A Wolf with appetites; I liked that. Of course at this point, any Wolf with a pulse was looking good. It had been a long, long time.
“That’s what drive-throughs and bad diners are made for, not to mention what you live for. I’ll stop at Omaha,” Niko said, not that concerned with his brother’s state of near starvation. “Did anyone-”
Cal interrupted him, “I was sick. I’m never sick. I could’ve died. I need to build my energy back up. At least-”
This time it was Niko’s turn to interrupt. A box of Twinkies was tossed over the top of the front seat to hit Cal squarely in the chest. That was a good interruption. Straight to the point. Niko was a man of few words and flying sugary snacks. I liked that in a human. “There,” he said sharply. “Happy? Convert your entire body to a Cal-shaped pile of sponge cake and crème. Now, may I continue?”
Cal immediately smelled contrite-more so than he would have for just annoying his brother. He’d said something to Niko that had sharply hit home, cut deeply to the bone. I didn’t know what it was, but he must’ve felt genuinely bad, because he let the Twinkies drop carelessly to the floorboards, which was a crime. I loved Twinkies. “Yeah, sorry. I was being a fucking idiot as usual. I’m listening now,” he responded quietly.
Okay, there was sorry and then there was stupid. He might not want a Twinkie, but I did. Before I could turn my head, though, and yip a protest, Niko exhaled and the scent of brooding worry faded to the more appropriate irritation. “Eat your Twinkies. You probably do need the energy.” He watched in the rearview mirror and waited while Cal unwrapped the first one, which I promptly snatched from his hand without disturbing Rafferty’s comfortable slump of sleep against me. Cal glared at me, which I ignored in crème- filled bliss, before he opened another. That was when Niko said, “Dr. Jones called again last night.
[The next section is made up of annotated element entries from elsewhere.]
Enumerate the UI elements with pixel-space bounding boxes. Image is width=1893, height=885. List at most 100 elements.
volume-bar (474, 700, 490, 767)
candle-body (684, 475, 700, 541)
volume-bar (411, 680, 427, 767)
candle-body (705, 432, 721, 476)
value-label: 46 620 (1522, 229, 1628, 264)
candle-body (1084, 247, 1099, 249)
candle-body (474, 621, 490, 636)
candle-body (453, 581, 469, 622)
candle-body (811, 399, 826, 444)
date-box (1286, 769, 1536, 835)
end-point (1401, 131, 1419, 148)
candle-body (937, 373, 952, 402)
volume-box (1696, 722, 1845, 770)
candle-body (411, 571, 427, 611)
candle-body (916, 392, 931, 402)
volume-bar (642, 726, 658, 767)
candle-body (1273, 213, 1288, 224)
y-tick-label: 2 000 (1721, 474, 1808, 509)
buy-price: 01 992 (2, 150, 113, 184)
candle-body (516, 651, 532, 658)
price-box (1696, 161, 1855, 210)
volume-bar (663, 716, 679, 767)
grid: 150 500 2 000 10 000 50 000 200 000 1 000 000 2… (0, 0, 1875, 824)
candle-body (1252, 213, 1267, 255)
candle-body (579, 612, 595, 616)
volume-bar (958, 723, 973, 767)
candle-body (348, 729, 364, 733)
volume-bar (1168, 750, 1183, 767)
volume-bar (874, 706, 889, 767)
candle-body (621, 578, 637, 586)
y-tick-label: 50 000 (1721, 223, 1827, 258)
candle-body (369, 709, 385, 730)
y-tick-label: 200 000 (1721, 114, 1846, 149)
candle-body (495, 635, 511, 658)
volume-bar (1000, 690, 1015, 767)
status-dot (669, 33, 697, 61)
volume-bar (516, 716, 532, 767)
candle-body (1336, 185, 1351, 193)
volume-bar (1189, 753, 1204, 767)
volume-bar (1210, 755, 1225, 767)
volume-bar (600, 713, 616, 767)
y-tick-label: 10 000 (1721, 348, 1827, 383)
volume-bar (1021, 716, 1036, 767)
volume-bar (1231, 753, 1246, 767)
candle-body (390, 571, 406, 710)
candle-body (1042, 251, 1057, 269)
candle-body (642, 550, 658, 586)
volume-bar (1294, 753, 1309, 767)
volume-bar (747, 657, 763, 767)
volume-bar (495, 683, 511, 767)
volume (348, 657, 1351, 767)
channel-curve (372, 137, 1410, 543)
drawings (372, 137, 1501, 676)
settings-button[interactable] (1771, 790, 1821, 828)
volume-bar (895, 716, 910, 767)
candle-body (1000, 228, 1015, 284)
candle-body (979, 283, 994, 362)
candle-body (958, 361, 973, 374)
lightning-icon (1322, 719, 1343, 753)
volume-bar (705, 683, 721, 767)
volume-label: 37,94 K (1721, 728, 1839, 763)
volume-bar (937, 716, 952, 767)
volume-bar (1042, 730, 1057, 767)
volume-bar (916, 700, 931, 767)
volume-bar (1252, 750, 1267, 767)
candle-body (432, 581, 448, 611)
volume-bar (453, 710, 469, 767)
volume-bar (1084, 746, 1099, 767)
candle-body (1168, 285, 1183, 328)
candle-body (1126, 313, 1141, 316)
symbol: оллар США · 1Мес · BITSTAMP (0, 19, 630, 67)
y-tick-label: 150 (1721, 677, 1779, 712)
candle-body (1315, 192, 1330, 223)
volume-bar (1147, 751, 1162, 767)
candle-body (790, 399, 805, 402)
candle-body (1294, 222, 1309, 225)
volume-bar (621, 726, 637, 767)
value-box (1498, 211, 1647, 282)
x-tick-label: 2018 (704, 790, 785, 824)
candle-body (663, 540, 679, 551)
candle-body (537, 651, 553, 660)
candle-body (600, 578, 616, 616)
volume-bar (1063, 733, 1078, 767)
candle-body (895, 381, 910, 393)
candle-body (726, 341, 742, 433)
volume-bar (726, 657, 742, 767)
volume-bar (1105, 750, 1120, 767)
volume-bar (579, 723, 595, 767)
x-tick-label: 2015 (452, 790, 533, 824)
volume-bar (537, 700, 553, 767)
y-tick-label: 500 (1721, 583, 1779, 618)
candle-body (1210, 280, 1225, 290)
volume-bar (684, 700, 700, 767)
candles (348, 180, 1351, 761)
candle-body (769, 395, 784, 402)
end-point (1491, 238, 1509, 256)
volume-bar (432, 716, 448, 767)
Seattle professor Daniel Kirkland hasn’t been by his wife’s side for several days now, according to friends on the faculty, which is not just unusual. It’s unbelievable to them. They were the closest of couples. He has never given up hope and has never left her side since she slipped into a coma. They even said he typed on his computer with one hand while holding her hand with his other.” The computer he could’ve done his research on, found out the most likely location of Abelia-Roo’s clan… and Suyolak. “So there is a very good chance he is our man and our driver all in one. He might have hired men to do the stealing, but he didn’t trust anyone but himself to do the actual delivery.”